An Optimized Energy Harvesting Circuit for Low-Power IoT Applications

Abstract

The concept and development of an independent energy harvesting mechanism functioning intermittently are described in this paper. A power management circuit (PMC) that is self-regulating, an energy scavenging module, a circuit for charging batteries, as well as an electronic load are all a component of the system that has been proposed. This proposed circuit is designed to attain a fixed output power with a diverse input range.
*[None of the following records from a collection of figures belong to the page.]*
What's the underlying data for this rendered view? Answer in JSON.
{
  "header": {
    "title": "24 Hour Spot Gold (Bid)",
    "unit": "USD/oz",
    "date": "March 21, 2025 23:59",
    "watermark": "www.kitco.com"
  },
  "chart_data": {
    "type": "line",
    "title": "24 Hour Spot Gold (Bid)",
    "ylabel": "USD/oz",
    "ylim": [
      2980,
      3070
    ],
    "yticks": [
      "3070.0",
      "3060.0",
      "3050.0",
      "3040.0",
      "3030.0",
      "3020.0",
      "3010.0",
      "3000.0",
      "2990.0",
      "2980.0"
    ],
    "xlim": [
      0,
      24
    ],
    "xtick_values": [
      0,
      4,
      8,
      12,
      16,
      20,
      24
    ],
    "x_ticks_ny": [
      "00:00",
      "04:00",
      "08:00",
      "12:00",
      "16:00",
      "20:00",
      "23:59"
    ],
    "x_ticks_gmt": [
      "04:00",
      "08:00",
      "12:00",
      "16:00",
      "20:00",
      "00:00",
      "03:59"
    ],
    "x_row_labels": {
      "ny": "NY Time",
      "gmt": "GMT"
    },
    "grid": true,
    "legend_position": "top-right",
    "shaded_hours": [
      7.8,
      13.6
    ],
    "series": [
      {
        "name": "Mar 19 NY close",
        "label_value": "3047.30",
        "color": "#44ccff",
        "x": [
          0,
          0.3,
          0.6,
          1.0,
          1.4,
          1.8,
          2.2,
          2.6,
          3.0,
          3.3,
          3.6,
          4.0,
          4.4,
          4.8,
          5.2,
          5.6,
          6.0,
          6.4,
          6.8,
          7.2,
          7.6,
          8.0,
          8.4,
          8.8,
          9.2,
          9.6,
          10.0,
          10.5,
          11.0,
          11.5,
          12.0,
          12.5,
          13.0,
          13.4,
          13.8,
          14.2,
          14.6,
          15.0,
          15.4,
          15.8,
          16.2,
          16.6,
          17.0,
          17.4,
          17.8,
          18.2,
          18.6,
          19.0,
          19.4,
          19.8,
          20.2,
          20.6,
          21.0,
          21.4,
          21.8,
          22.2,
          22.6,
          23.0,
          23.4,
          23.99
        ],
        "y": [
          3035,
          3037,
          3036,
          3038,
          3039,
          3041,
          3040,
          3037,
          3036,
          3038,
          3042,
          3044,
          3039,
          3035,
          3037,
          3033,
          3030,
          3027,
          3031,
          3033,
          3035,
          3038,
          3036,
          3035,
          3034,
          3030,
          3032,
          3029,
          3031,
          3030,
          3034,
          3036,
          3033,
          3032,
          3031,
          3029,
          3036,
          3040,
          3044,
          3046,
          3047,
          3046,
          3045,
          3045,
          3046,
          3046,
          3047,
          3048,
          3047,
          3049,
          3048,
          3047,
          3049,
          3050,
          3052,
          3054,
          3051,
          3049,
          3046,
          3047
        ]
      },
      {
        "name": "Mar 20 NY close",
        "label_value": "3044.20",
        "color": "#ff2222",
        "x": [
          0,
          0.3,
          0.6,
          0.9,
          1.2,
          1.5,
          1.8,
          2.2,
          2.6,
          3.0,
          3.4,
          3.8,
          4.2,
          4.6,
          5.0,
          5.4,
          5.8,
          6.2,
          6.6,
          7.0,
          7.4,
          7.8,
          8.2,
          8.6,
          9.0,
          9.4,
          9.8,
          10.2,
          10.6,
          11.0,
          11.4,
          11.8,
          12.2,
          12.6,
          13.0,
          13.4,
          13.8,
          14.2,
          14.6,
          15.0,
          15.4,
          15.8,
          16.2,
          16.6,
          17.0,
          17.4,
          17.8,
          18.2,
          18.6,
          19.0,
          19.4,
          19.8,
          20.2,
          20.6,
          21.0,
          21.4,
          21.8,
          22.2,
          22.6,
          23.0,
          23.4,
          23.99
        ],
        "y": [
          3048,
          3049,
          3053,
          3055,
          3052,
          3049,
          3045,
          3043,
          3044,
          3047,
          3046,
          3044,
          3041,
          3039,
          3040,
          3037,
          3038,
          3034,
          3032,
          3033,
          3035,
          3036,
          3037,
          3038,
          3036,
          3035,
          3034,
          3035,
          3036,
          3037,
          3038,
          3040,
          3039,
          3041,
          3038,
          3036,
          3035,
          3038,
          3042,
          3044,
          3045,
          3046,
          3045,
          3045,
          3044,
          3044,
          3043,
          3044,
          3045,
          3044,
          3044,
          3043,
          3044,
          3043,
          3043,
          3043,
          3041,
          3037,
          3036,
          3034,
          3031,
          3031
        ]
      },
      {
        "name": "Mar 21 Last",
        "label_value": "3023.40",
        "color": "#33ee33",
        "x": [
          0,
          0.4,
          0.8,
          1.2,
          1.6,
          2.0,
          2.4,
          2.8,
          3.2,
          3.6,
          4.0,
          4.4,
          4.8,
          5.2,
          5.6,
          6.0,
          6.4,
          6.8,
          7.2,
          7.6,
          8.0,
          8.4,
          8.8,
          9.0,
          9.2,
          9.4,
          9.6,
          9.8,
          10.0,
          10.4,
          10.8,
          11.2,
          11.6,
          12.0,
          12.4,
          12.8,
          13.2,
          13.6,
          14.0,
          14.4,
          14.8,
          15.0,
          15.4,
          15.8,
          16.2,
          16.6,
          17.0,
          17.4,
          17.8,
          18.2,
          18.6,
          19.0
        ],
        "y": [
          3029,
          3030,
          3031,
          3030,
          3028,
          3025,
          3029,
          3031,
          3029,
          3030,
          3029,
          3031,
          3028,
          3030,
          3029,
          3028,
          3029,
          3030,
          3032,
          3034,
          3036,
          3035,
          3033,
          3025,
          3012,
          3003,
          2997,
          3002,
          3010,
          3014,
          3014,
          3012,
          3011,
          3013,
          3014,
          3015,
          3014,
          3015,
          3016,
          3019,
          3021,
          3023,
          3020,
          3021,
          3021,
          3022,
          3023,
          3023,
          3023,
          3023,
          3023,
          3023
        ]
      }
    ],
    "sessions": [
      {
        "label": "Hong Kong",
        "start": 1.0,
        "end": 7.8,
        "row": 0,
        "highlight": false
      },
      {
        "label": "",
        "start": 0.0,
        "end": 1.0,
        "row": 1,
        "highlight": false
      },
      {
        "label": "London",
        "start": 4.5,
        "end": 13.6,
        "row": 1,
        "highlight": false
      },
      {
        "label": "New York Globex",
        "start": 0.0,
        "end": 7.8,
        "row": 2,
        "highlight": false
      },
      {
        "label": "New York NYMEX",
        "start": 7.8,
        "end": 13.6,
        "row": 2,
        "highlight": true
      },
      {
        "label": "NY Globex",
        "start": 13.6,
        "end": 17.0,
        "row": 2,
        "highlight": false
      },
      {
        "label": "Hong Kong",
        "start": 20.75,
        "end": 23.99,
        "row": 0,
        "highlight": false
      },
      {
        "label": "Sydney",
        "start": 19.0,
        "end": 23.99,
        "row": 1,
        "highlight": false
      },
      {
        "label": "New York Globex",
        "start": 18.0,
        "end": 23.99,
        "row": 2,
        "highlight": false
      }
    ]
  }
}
In the unavailability of an additional voltage supply, the PMC can react, maintain, and smartly control the electronic load's power supply. The self-powered energy accumulating technique is expected to be used in situations when supplied power is inadequate to drive the load properly, such as Internet of Things (IoT) applications. IoT is a dispersed architecture of reduced-power, limited-storage, lightweight, and nodes that are adaptive. The majority of embedded IoT devices and low-power IoT sensors are driven by short-life batteries that must be replaced every few years. This procedure is expensive and efficient energy regulation could be critical in enabling energy savings for connecting IoT devices. Experiments with the proposed PMC show that the voltage stored in the capacitor remained mostly fixed at 3.3V at widely diverse inputs that vary from 850mV to 4V. At 3.5V input voltage, a peak efficiency of 88.67% is achieved while the load resistance considered is 230Ω.